After the lighting, parishioners gathered in Fellowship Hall for the annual Feast of St. Lucy, the church’s patron saint. The church served prime rib and snapper and au gratin potatoes.


The lighted display got immediate attention, Schmitz said. “People are stopping to take photos.”


The essence of St. Lucy, whose name means light, is light. A light in the world leading the way for Christians today just as the light of the North Star led the wise men to Bethlehem so long ago.


St. Lucy Catholic Church is at 3510 S. Ocean Blvd.


Author to speak at Unity on living better life


Dennis Merritt Jones, author of The Art of Abundance — Ten Rules for a Prosperous Life, released in 2018, will speak at services at Unity of Delray Beach on Jan. 12. This book and Jones’ two previous books — The Art of Uncertainty — How to Live in the Mystery of Life and Love It and The Art of Being — 101 Ways to Practice Purpose in Your Life — were recipients of Nautilus Awards (“Better Books for a Better World”). He offers free downloadable study guides for the books on his website.

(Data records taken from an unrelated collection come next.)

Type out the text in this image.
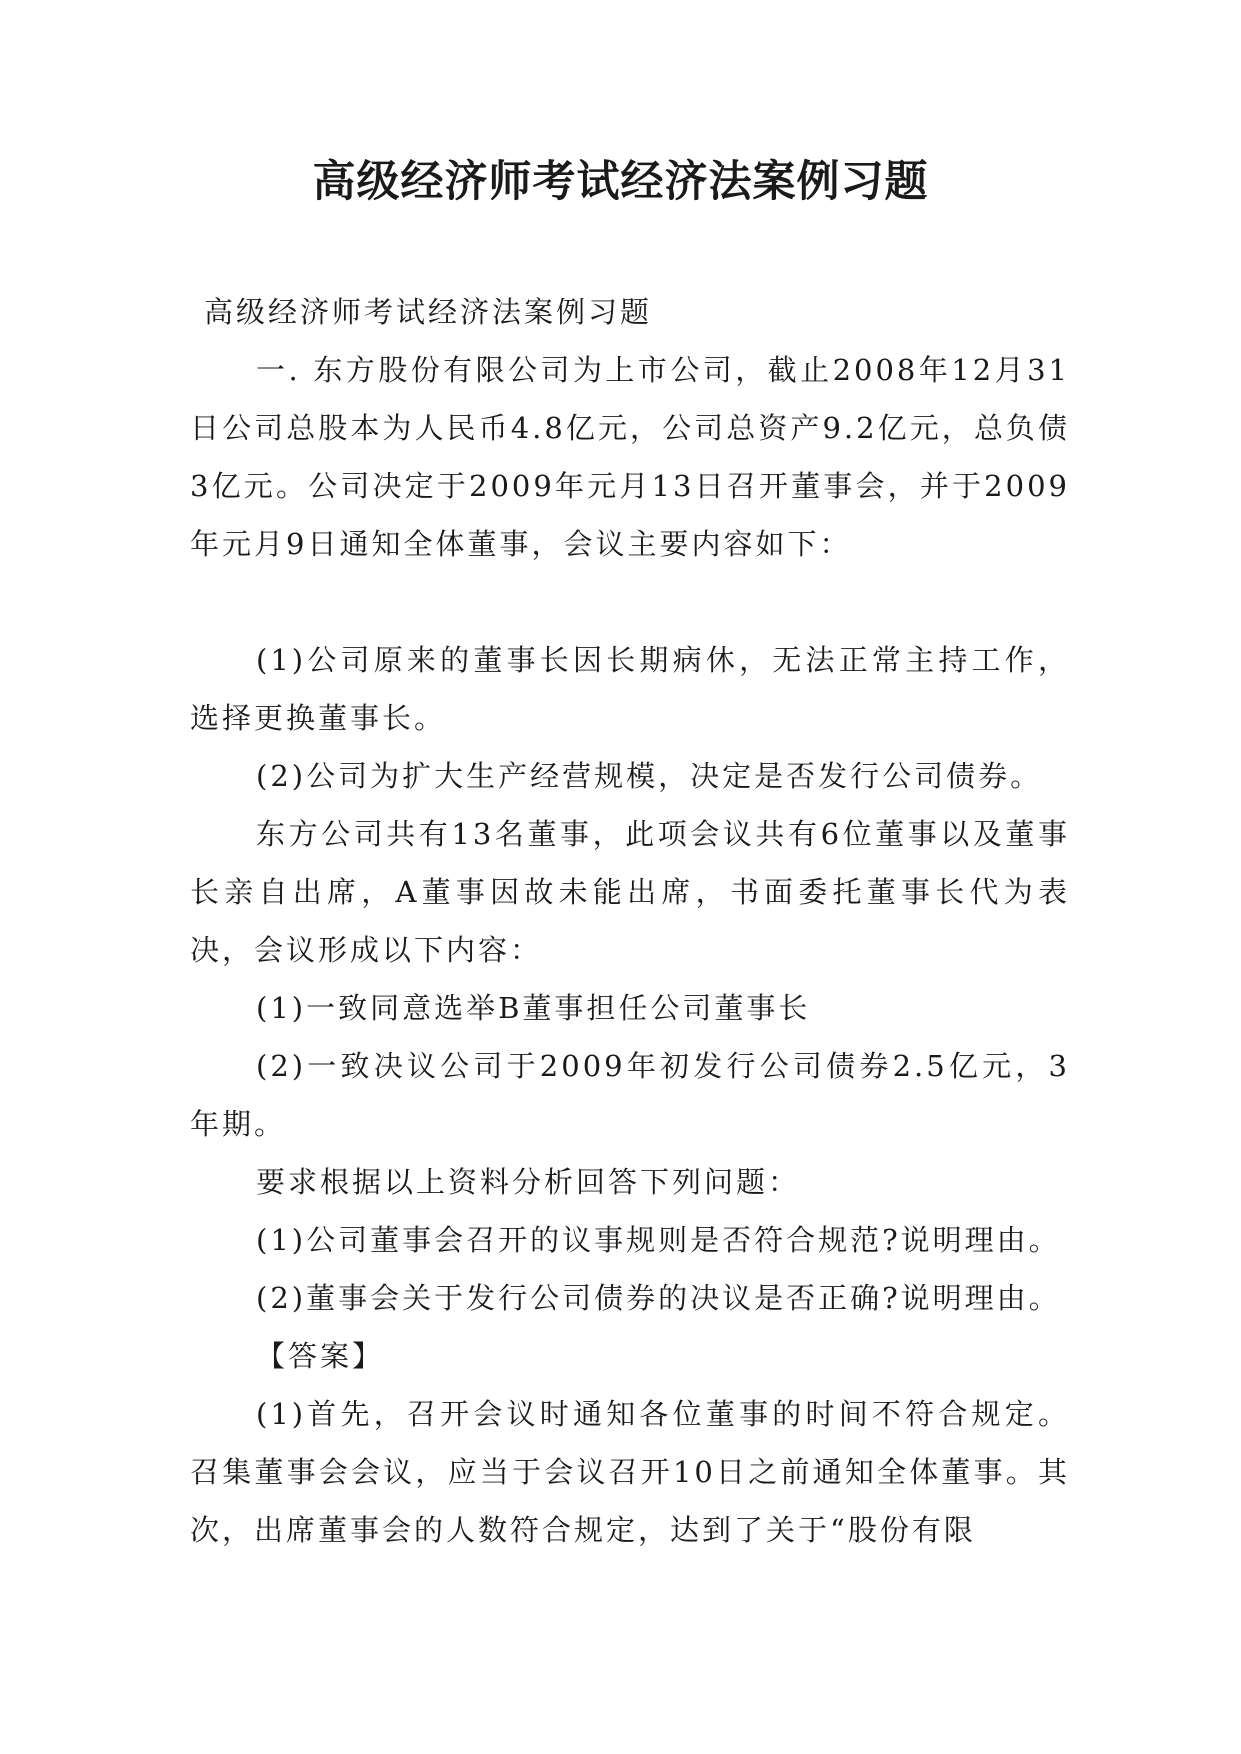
高级经济师考试经济法案例习题

高级经济师考试经济法案例习题

一. 东方股份有限公司为上市公司，截止2008年12月31日公司总股本为人民币4.8亿元，公司总资产9.2亿元，总负债3亿元。公司决定于2009年元月13日召开董事会，并于2009年元月9日通知全体董事，会议主要内容如下：

(1)公司原来的董事长因长期病休，无法正常主持工作，选择更换董事长。

(2)公司为扩大生产经营规模，决定是否发行公司债券。

东方公司共有13名董事，此项会议共有6位董事以及董事长亲自出席，A董事因故未能出席，书面委托董事长代为表决，会议形成以下内容：

(1)一致同意选举B董事担任公司董事长

(2)一致决议公司于2009年初发行公司债券2.5亿元，3年期。

要求根据以上资料分析回答下列问题：

(1)公司董事会召开的议事规则是否符合规范?说明理由。

(2)董事会关于发行公司债券的决议是否正确?说明理由。

【答案】

(1)首先，召开会议时通知各位董事的时间不符合规定。召集董事会会议，应当于会议召开10日之前通知全体董事。其次，出席董事会的人数符合规定，达到了关于“股份有限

Jones will speak about The Art of Uncertainty at the 9:15 and 11 a.m. services and will present a workshop from 1 to 3:30 p.m. to explore “Practicing the Power of Presence.”


Unity of Delray Beach is at 101 NW 22nd St. Call Unity at 276-5796 or visit www.DennisMerrittJones.com.

Human trafficking expert to speak at St. Lucy


The second annual Human Trafficking Luncheon will be held from 11 a.m. to 1 p.m. Jan. 28 at St. Lucy Catholic Church in Highland Beach.


The keynote speaker is Liza Smoker, an attorney and managing director of the Human Trafficking Academy at St. Thomas School of Law. She graduated from FSU with degrees in multinational business and real estate and law.


Smoker was selected as one of 60 presidential leadership scholars in 2019 for her “leadership growth potential” and “personal leadership projects aimed at improving civic engagement or social good,” and Place of Hope will honor Smoker with its first Illumination Award.


Proceeds from the luncheon will benefit Place of Hope’s human trafficking prevention and education programs. The programs include screenings of a documentary on human trafficking in South Florida and presentations to community, corporate, civic and religious groups. Experts agree the best weapon against this epidemic is education.


Tickets to the luncheon are $55. Sponsorships are available.


For tickets or information, visit www.placeofhoperinker.org/humantraffickingluncheon.

Interfaith conference to address bigotry


JAM & ALL is an organization of Jews, Muslims, Christians and people of all other faiths or no faith who come together to discuss important issues.


On Feb. 1 from 9 a.m. to 4 p.m., JAM will host a conference called “Transforming Bigotry and Hate: From Awareness to Action,” led by keynote speaker Arno Michaelis at the Lynn College of Nursing at FAU Boca Raton, 777 Glades Road.


Michaelis used to be a white supremacist, and he will share what drew him to white supremacy and what led to his transformation away from it.


Also part of the conference is “Managing Your Prejudices” by Gail Price-Wise, president of the Florida Center for Cultural Competence.


Tickets, which include a box lunch, are $25 in advance at www.eventbrite.com. Tickets will be $30 at the door. The conference is free for FAU students with ID. For more information, call 289-4621 or 251-5336.


For more about JAM & ALL, visit jamandallinterfaith.net.